For some reason that I cannot remember, the seventh day I was there I came home from school to find myself alone in the house and wonder upon wonders the cupboard with gun in it was open. The magazine, loaded with rounds was on a lower shelf and being curious I decided to see how the gun operated.

Now the Sten gun in my service days was one of the least complicated weapons that I ever came across but then of course, at that age, I knew nothing of such things. I did soon learn how to attach the magazine to the weapon, I didn't however know about such things as safety catches and automatic and repetition fire.

I was lucky that I was alone in the house at the time; the resultant damage to the walls if applied to the human form would have turned the house into a scene of carnage.

Passing very briefly over a very painful period I found myself the next day being collected by Mrs Pearce; her expression when viewing the damage gave me a great deal of satisfaction, short lived by the pain I felt by having my ear gripped between finger and thumb.

'I don't know what I'm going to do with you,' she said, gripping even tighter as I struggled to release myself 'the only solution is to take you myself.' At that my heart sank, being closeted at close quarters with the enemy was something that I neither planned nor wanted.

Her house was large, I had a bedroom to myself, it had been her son's and he was now away serving in the army. I had numerous fantastic toys of his that I could play with and her cooking was fantastic but, still I wasn't satisfied; I wanted home.

I never found out where her husband was, if even he was still alive. I got packed off to the village school the day following my arrival, about which my memory is a complete blank. In fact the next six months or more are completely blank; my mother told me that I had fallen into the village stream whilst walking home from school on a Friday, how she never knew.

The upshot was that Mrs Pearce, to punish me, kept me in the wet clothes until they had dried on me. A police officer called on my mother to tell her that I was ill and that she was to collect me from Mrs Pearce's as soon as possible.

I finished up with Rheumatic Fever, almost nine months in bed at home at 78 Bostall Lane, Abbey Wood with my mother caring for me.

So, I got my wish, not how I would have wanted it but on reflection it all turned out well in the end. I remember the balmy summer days of 1940 with affection albeit spending most of the time in a small bedroom; however when my condition permitted and the District Nurse who came in twice a day agreed I would transfer to an old deck chair in the small garden and gaze up at blue skies with the hazy cloud formations drifting across.

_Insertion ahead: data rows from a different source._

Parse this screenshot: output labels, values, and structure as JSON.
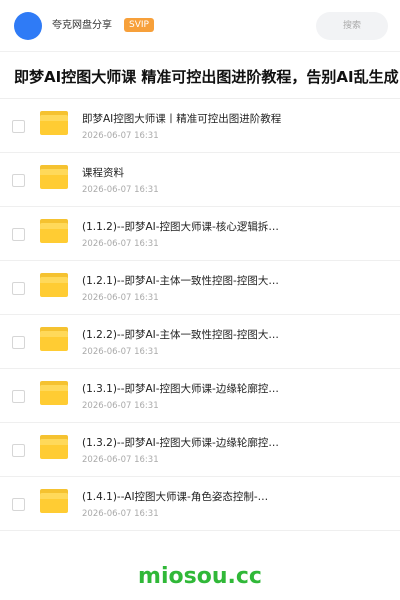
{
  "header": {
    "username": "夸克网盘分享",
    "badge": "SVIP",
    "search_placeholder": "搜索",
    "icons": {
      "avatar": "avatar-circle"
    },
    "colors": {
      "avatar": "#2f7bf6",
      "badge": "#f7a03a"
    }
  },
  "page": {
    "title": "即梦AI控图大师课 精准可控出图进阶教程，告别AI乱生成，"
  },
  "files": [
    {
      "name": "即梦AI控图大师课丨精准可控出图进阶教程",
      "date": "2026-06-07 16:31"
    },
    {
      "name": "课程资料",
      "date": "2026-06-07 16:31"
    },
    {
      "name": "(1.1.2)--即梦AI-控图大师课-核心逻辑拆…",
      "date": "2026-06-07 16:31"
    },
    {
      "name": "(1.2.1)--即梦AI-主体一致性控图-控图大…",
      "date": "2026-06-07 16:31"
    },
    {
      "name": "(1.2.2)--即梦AI-主体一致性控图-控图大…",
      "date": "2026-06-07 16:31"
    },
    {
      "name": "(1.3.1)--即梦AI-控图大师课-边缘轮廓控…",
      "date": "2026-06-07 16:31"
    },
    {
      "name": "(1.3.2)--即梦AI-控图大师课-边缘轮廓控…",
      "date": "2026-06-07 16:31"
    },
    {
      "name": "(1.4.1)--AI控图大师课-角色姿态控制-…",
      "date": "2026-06-07 16:31"
    }
  ],
  "file_icon": "folder-icon",
  "watermark": "miosou.cc",
  "colors": {
    "folder": "#ffcc33",
    "watermark": "#30b838"
  }
}
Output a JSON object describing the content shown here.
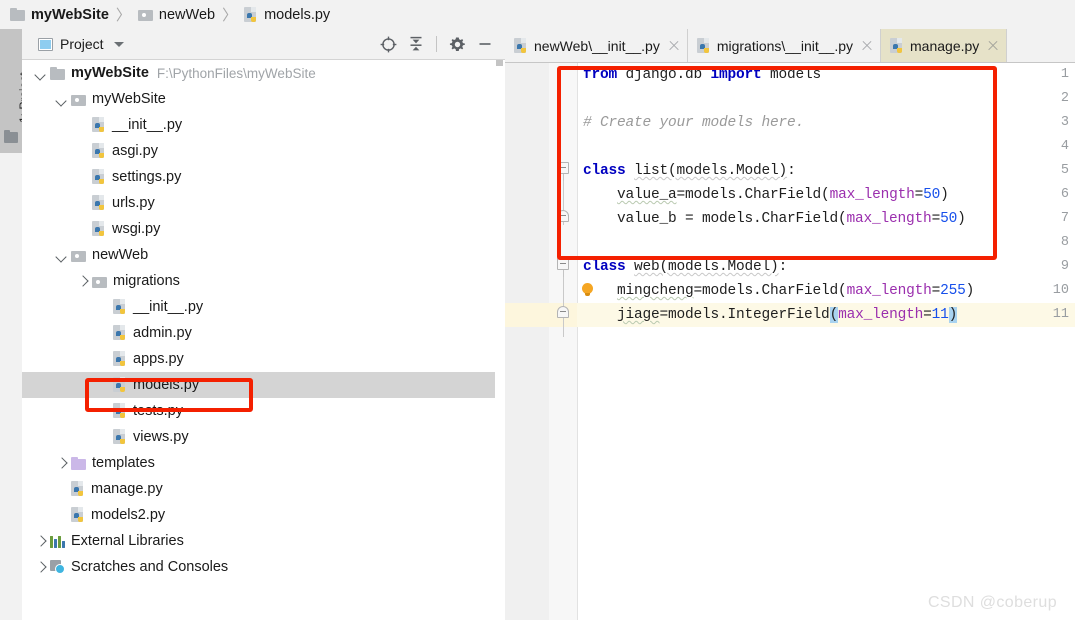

At the bottom of the garden was a double Anderson shelter that had been erected during my absence by my father and this was to be shared, in an emergency with a Mr & Mrs McLeod, an elderly couple who lived next door at number seventy.

For those who do not know of such things the Anderson was constructed of corrugated steel sheets about three feet wide, eight feet in height and curved at the top. The side sheets were connected together with nuts and bolts and then connected to steel sheets at the front and rear; a large enough gap was left at the front for an entrance.

The whole contraption was erected in a hole that had been dug to a depth of about four feet and then covered with the dirt that had been excavated.

My father had also constructed a blast wall along the complete front of the shelter and inside had laid a wooden floor and on this had constructed bunk beds down the sides with a curtained toilet recess in one corner and a wooden door across the entrance.

In essence it was a Nissan hut about 9 feet long, six foot wide with enough room for my father who was 6 ft. to stand with a small head clearance. There was a small pair of steps at the front entrance but one had to either enter backwards with feet going first or feet first facing the front and holding on to the shelter as you entered.

The shelter was warm, cosy and quite comfortable because of the care that my father had taken when constructing it. He had placed it very close to the rear fence behind which were allotments, to which, at this point in time there was no access.

In the September of that year, 1940, this was to change, as too, were our lives and that of many others.

War on the home front was to break out with a vengeance.